I’m reading a fascinating set of companion books based on the original “Devotions Upon Emergent Occasions and Death’s Duel” by poet and pastor John Donne (1572-1631). Because most readers  struggle with Donne’s Elizabethan English, my friend and writer Philip Yancey wrote a fascinating modern translation of the book titled, “A Companion in Crisis.” 

It was appropriate that I picked this up during the pandemic because John Donne originally wrote the devotions in 1623, during an outbreak of the Black Death in London. The Black Death swept through England three times during Donne’s lifetime, and when he became sick himself, he started writing.
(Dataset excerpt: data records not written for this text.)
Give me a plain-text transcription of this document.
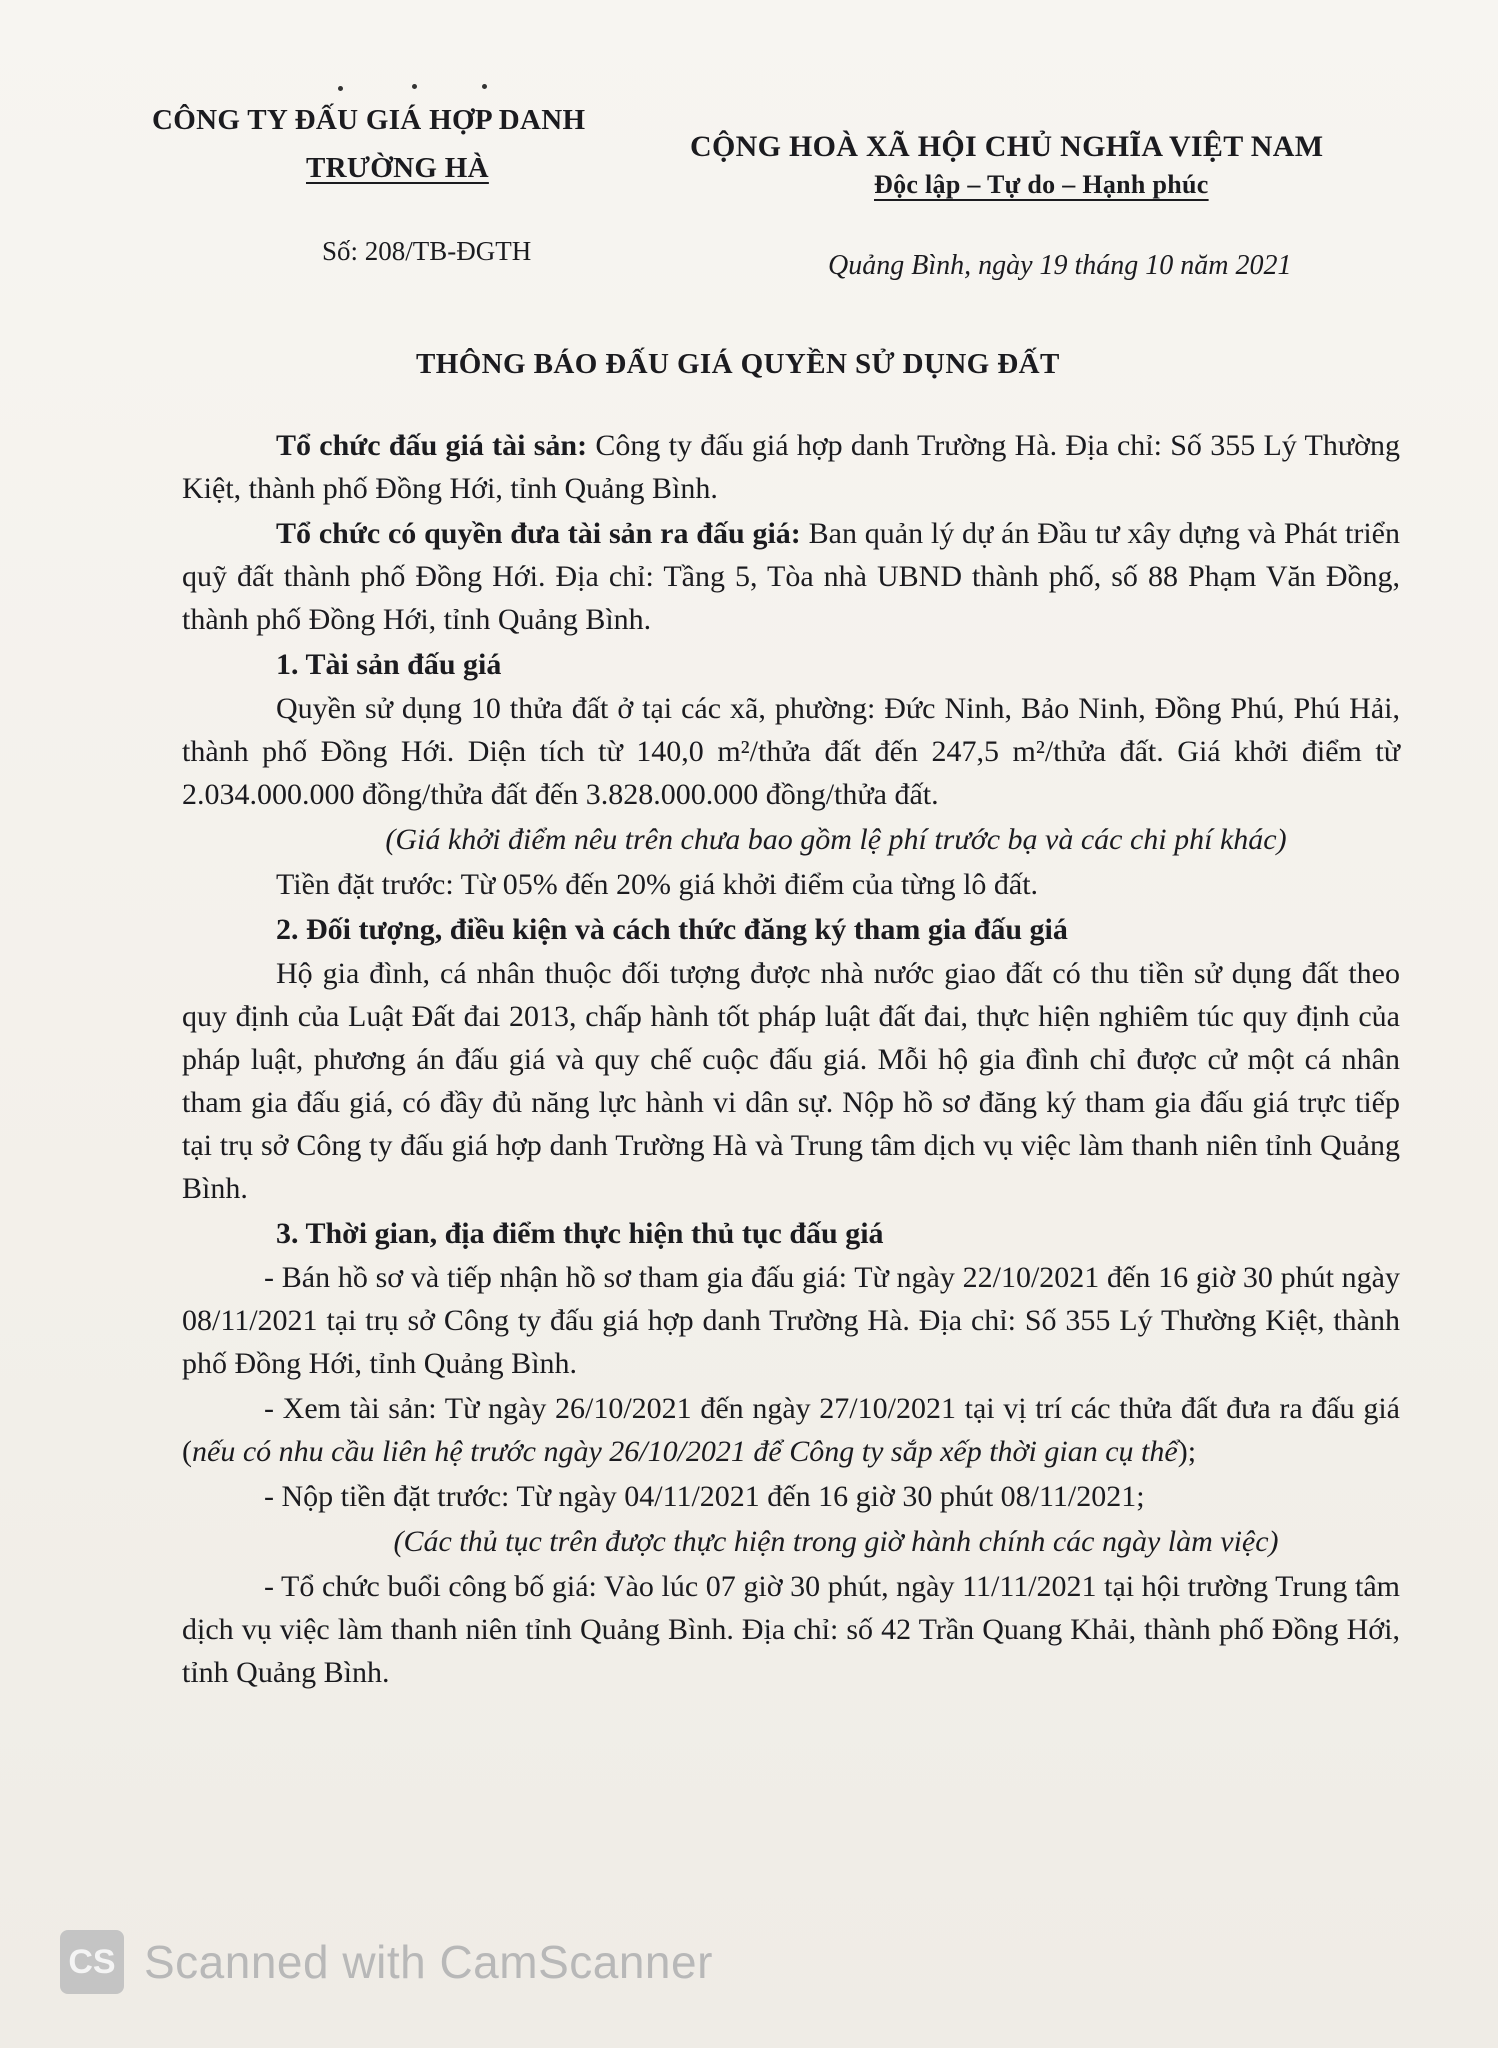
CÔNG TY ĐẤU GIÁ HỢP DANH
TRƯỜNG HÀ
CỘNG HOÀ XÃ HỘI CHỦ NGHĨA VIỆT NAM
Độc lập – Tự do – Hạnh phúc
Số: 208/TB-ĐGTH	Quảng Bình, ngày 19 tháng 10 năm 2021
THÔNG BÁO ĐẤU GIÁ QUYỀN SỬ DỤNG ĐẤT

Tổ chức đấu giá tài sản: Công ty đấu giá hợp danh Trường Hà. Địa chỉ: Số 355 Lý Thường Kiệt, thành phố Đồng Hới, tỉnh Quảng Bình.

Tổ chức có quyền đưa tài sản ra đấu giá: Ban quản lý dự án Đầu tư xây dựng và Phát triển quỹ đất thành phố Đồng Hới. Địa chỉ: Tầng 5, Tòa nhà UBND thành phố, số 88 Phạm Văn Đồng, thành phố Đồng Hới, tỉnh Quảng Bình.

1. Tài sản đấu giá

Quyền sử dụng 10 thửa đất ở tại các xã, phường: Đức Ninh, Bảo Ninh, Đồng Phú, Phú Hải, thành phố Đồng Hới. Diện tích từ 140,0 m²/thửa đất đến 247,5 m²/thửa đất. Giá khởi điểm từ 2.034.000.000 đồng/thửa đất đến 3.828.000.000 đồng/thửa đất.

(Giá khởi điểm nêu trên chưa bao gồm lệ phí trước bạ và các chi phí khác)

Tiền đặt trước: Từ 05% đến 20% giá khởi điểm của từng lô đất.

2. Đối tượng, điều kiện và cách thức đăng ký tham gia đấu giá

Hộ gia đình, cá nhân thuộc đối tượng được nhà nước giao đất có thu tiền sử dụng đất theo quy định của Luật Đất đai 2013, chấp hành tốt pháp luật đất đai, thực hiện nghiêm túc quy định của pháp luật, phương án đấu giá và quy chế cuộc đấu giá. Mỗi hộ gia đình chỉ được cử một cá nhân tham gia đấu giá, có đầy đủ năng lực hành vi dân sự. Nộp hồ sơ đăng ký tham gia đấu giá trực tiếp tại trụ sở Công ty đấu giá hợp danh Trường Hà và Trung tâm dịch vụ việc làm thanh niên tỉnh Quảng Bình.

3. Thời gian, địa điểm thực hiện thủ tục đấu giá

- Bán hồ sơ và tiếp nhận hồ sơ tham gia đấu giá: Từ ngày 22/10/2021 đến 16 giờ 30 phút ngày 08/11/2021 tại trụ sở Công ty đấu giá hợp danh Trường Hà. Địa chỉ: Số 355 Lý Thường Kiệt, thành phố Đồng Hới, tỉnh Quảng Bình.

- Xem tài sản: Từ ngày 26/10/2021 đến ngày 27/10/2021 tại vị trí các thửa đất đưa ra đấu giá (nếu có nhu cầu liên hệ trước ngày 26/10/2021 để Công ty sắp xếp thời gian cụ thể);

- Nộp tiền đặt trước: Từ ngày 04/11/2021 đến 16 giờ 30 phút 08/11/2021;

(Các thủ tục trên được thực hiện trong giờ hành chính các ngày làm việc)

- Tổ chức buổi công bố giá: Vào lúc 07 giờ 30 phút, ngày 11/11/2021 tại hội trường Trung tâm dịch vụ việc làm thanh niên tỉnh Quảng Bình. Địa chỉ: số 42 Trần Quang Khải, thành phố Đồng Hới, tỉnh Quảng Bình.

CS Scanned with CamScanner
He had struggled much of his life, from a father-in-law who didn’t approve of his marriage and tried to destroy his career, to the death of children, and finally his wife. During that time he earned a reputation as an eloquent preacher, he was appointed to become the vicar of St. Paul’s Cathedral in London, and 160 of his sermons have survived. 

One of the meditations, Meditation XVII, contains the well known phrases “No man is an Iland” (often modernized as “No man is an island”) and “…for whom the bell tolls” (which Ernest Hemingway used as the title of his famous novel).

I start by reading Philip Yancey’s version every morning, and follow up with Donne’s original version of the same devotion for the beauty of the language.

In a world where so many consider the slightest offense an outrage, where a victim mentality pervades the culture, it’s refreshing to read how great men and women of God throughout history dealt with the greatest challenges one can imagine.

I’d encourage you to read through both versions. The original takes a little work, but using Yancey’s update as a guide, you’ll be well rewarded.